5. The liquid crystal display panel as claimed in claim 1, wherein the thickness of the second glass substrate is greater than the thickness of the first glass substrate.

6. The liquid crystal display panel as claimed in claim 5, wherein the thickness of the first glass substrate is 0.5 mm and the thickness of the second glass substrate is 0.7 mm.

7. The liquid crystal display panel as claimed in claim 6, wherein the liquid crystal display panel is a 55-inch liquid crystal display panel, the black matrix having a width of 26.5 μm, the primary spacers having a distribution ratio of 0.0123%, the secondary spacers having a distribution ratio of 0.55%.

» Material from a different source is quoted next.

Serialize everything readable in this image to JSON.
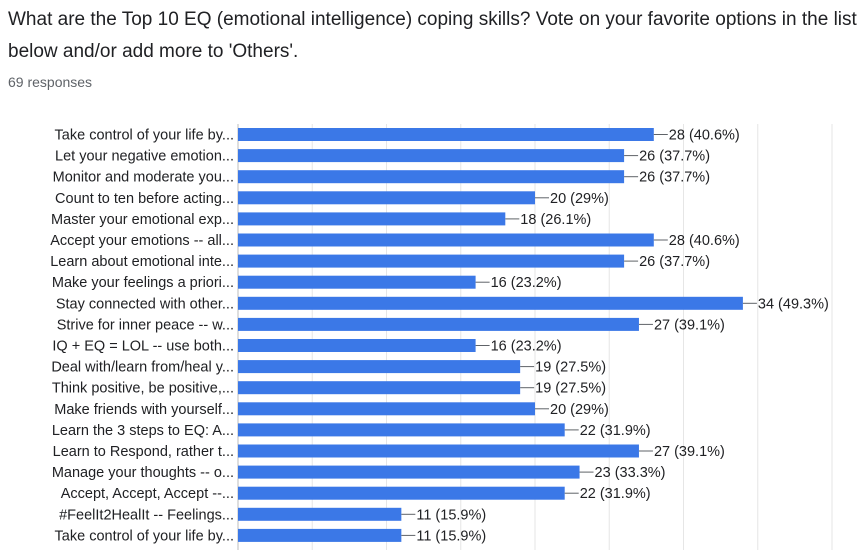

8. The liquid crystal display panel as claimed in claim 1, wherein the TFT substrate further comprises a first polarization film arranged on one side of the first glass substrate that is distant from the thin-film transistor array.

9. The liquid crystal display panel as claimed in claim 1, wherein the CF substrate further comprises a second polarization film arranged on one side of the second glass substrate that is distant from the black matrix.

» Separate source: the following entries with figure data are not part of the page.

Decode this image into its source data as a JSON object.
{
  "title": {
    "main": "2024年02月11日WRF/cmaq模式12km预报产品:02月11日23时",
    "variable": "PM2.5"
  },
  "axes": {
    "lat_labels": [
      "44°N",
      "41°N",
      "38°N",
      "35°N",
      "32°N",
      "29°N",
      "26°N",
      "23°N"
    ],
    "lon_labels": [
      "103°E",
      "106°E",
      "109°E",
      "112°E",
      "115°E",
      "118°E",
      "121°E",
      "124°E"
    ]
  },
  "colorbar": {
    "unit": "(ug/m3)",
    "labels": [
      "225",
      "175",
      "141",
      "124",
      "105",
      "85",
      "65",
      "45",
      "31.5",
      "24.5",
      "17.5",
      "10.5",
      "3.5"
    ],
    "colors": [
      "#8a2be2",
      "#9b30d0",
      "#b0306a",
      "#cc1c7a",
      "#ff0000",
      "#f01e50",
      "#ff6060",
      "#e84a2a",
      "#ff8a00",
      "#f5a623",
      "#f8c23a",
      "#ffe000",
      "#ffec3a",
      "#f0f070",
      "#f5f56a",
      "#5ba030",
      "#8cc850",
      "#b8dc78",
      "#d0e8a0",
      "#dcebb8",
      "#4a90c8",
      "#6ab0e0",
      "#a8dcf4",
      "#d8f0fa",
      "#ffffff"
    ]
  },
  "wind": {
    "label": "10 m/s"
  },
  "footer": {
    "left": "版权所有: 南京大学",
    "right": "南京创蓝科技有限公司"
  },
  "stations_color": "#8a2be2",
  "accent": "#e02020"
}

10. A liquid crystal display panel, comprising: a TFT (Thin-Film Transistor) substrate, a CF (Color Filter) substrate that is opposite to and laminated on the TFT substrate, and a liquid crystal layer arranged between the TFT substrate and the CF substrate, the TFT substrate comprising a first glass substrate and a thin-film transistor array formed on the first glass substrate, the CF substrate comprising a second glass substrate and a black matrix, primary spacers, and secondary spacers formed on the second glass substrate, the first glass substrate and the second glass substrate having different thicknesses;

wherein the thickness of the first glass substrate is greater than the thickness of the second glass substrate.

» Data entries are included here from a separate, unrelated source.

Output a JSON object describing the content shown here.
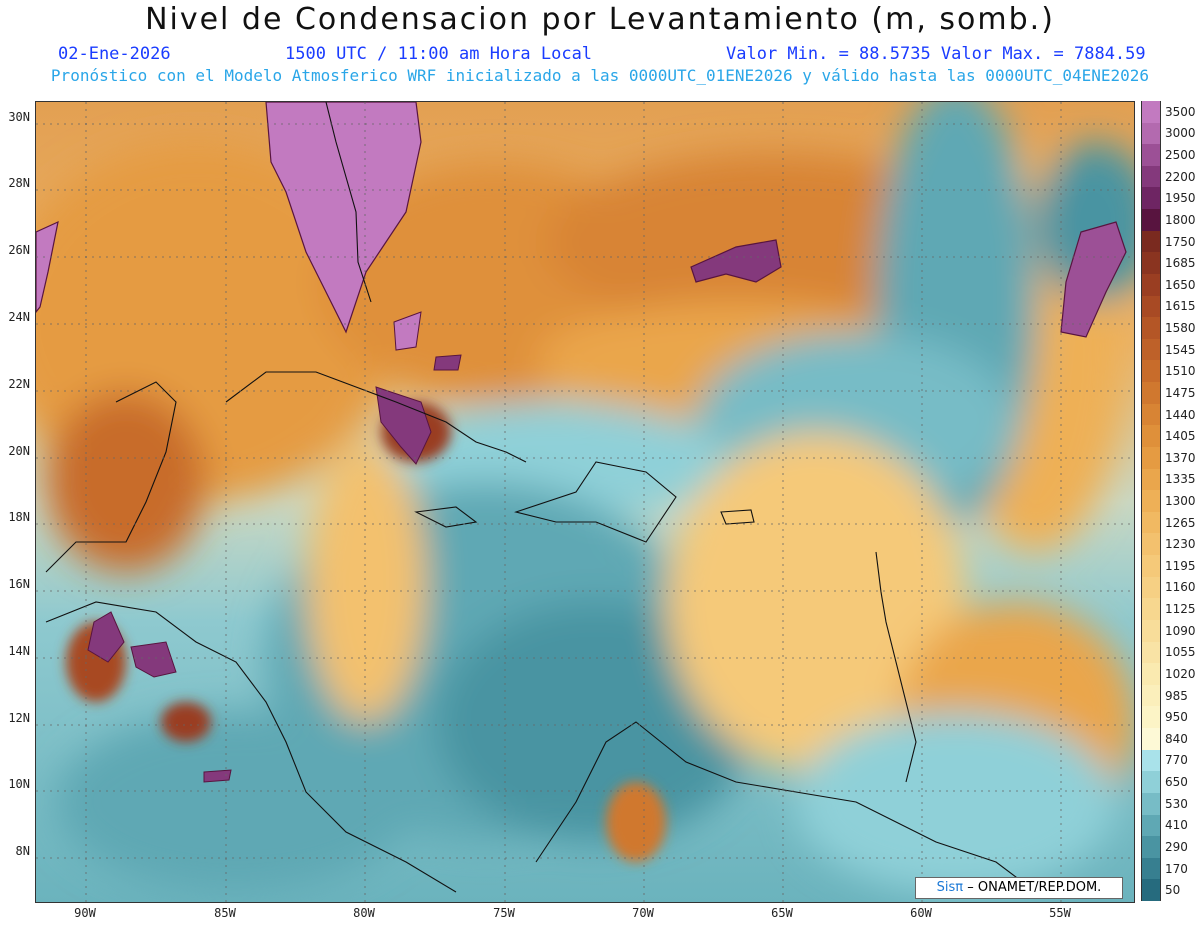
{
  "title": "Nivel de Condensacion por Levantamiento (m, somb.)",
  "date": "02-Ene-2026",
  "time": "1500 UTC / 11:00 am Hora Local",
  "minmax": "Valor Min. = 88.5735  Valor Max. = 7884.59",
  "forecast": "Pronóstico con el Modelo Atmosferico WRF inicializado a las 0000UTC_01ENE2026 y válido hasta las  0000UTC_04ENE2026",
  "credit_prefix": "Sisπ",
  "credit_text": "– ONAMET/REP.DOM.",
  "lat_labels": [
    "30N",
    "28N",
    "26N",
    "24N",
    "22N",
    "20N",
    "18N",
    "16N",
    "14N",
    "12N",
    "10N",
    "8N"
  ],
  "lon_labels": [
    "90W",
    "85W",
    "80W",
    "75W",
    "70W",
    "65W",
    "60W",
    "55W"
  ],
  "colors": {
    "title": "#111111",
    "date_line": "#1a3cff",
    "forecast_line": "#2aa6e8"
  },
  "legend": [
    {
      "label": "3500",
      "color": "#c27ac0"
    },
    {
      "label": "3000",
      "color": "#b36aaf"
    },
    {
      "label": "2500",
      "color": "#9c5096"
    },
    {
      "label": "2200",
      "color": "#84397c"
    },
    {
      "label": "1950",
      "color": "#6e2563"
    },
    {
      "label": "1800",
      "color": "#58143f"
    },
    {
      "label": "1750",
      "color": "#7a2a1f"
    },
    {
      "label": "1685",
      "color": "#8a3420"
    },
    {
      "label": "1650",
      "color": "#9a3e22"
    },
    {
      "label": "1615",
      "color": "#a84a24"
    },
    {
      "label": "1580",
      "color": "#b45626"
    },
    {
      "label": "1545",
      "color": "#be6129"
    },
    {
      "label": "1510",
      "color": "#c86c2b"
    },
    {
      "label": "1475",
      "color": "#d0782f"
    },
    {
      "label": "1440",
      "color": "#d88434"
    },
    {
      "label": "1405",
      "color": "#df903a"
    },
    {
      "label": "1370",
      "color": "#e59b42"
    },
    {
      "label": "1335",
      "color": "#eaa64c"
    },
    {
      "label": "1300",
      "color": "#eeb057"
    },
    {
      "label": "1265",
      "color": "#f1b962"
    },
    {
      "label": "1230",
      "color": "#f3c16e"
    },
    {
      "label": "1195",
      "color": "#f5c979"
    },
    {
      "label": "1160",
      "color": "#f6d084"
    },
    {
      "label": "1125",
      "color": "#f7d78f"
    },
    {
      "label": "1090",
      "color": "#f8dd9a"
    },
    {
      "label": "1055",
      "color": "#f9e3a5"
    },
    {
      "label": "1020",
      "color": "#faeab0"
    },
    {
      "label": "985",
      "color": "#fbefbb"
    },
    {
      "label": "950",
      "color": "#fcf4c6"
    },
    {
      "label": "840",
      "color": "#fdf9d6"
    },
    {
      "label": "770",
      "color": "#a9e2ea"
    },
    {
      "label": "650",
      "color": "#8fd0d8"
    },
    {
      "label": "530",
      "color": "#77bcc6"
    },
    {
      "label": "410",
      "color": "#5fa8b4"
    },
    {
      "label": "290",
      "color": "#4a94a2"
    },
    {
      "label": "170",
      "color": "#377f90"
    },
    {
      "label": "50",
      "color": "#266b7e"
    }
  ]
}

11. The liquid crystal display panel as claimed in claim 10, wherein the thickness of the first glass substrate is 0.7 mm and the thickness of the second glass substrate is 0.5 mm.

12. The liquid crystal display panel as claimed in claim 11, wherein the liquid crystal display panel is a 55-inch liquid crystal display panel, the black matrix having a width of 30 μm, the primary spacers having a distribution ratio of 0.0123%, the secondary spacers having a distribution ratio of 0.55%.

13. The liquid crystal display panel as claimed in claim 10, wherein the TFT substrate further comprises a first polarization film arranged on one side of the first glass substrate that is distant from the thin-film transistor array.

14. The liquid crystal display panel as claimed in claim 10, wherein the CF substrate further comprises a second polarization film arranged on one side of the second glass substrate that is distant from the black matrix.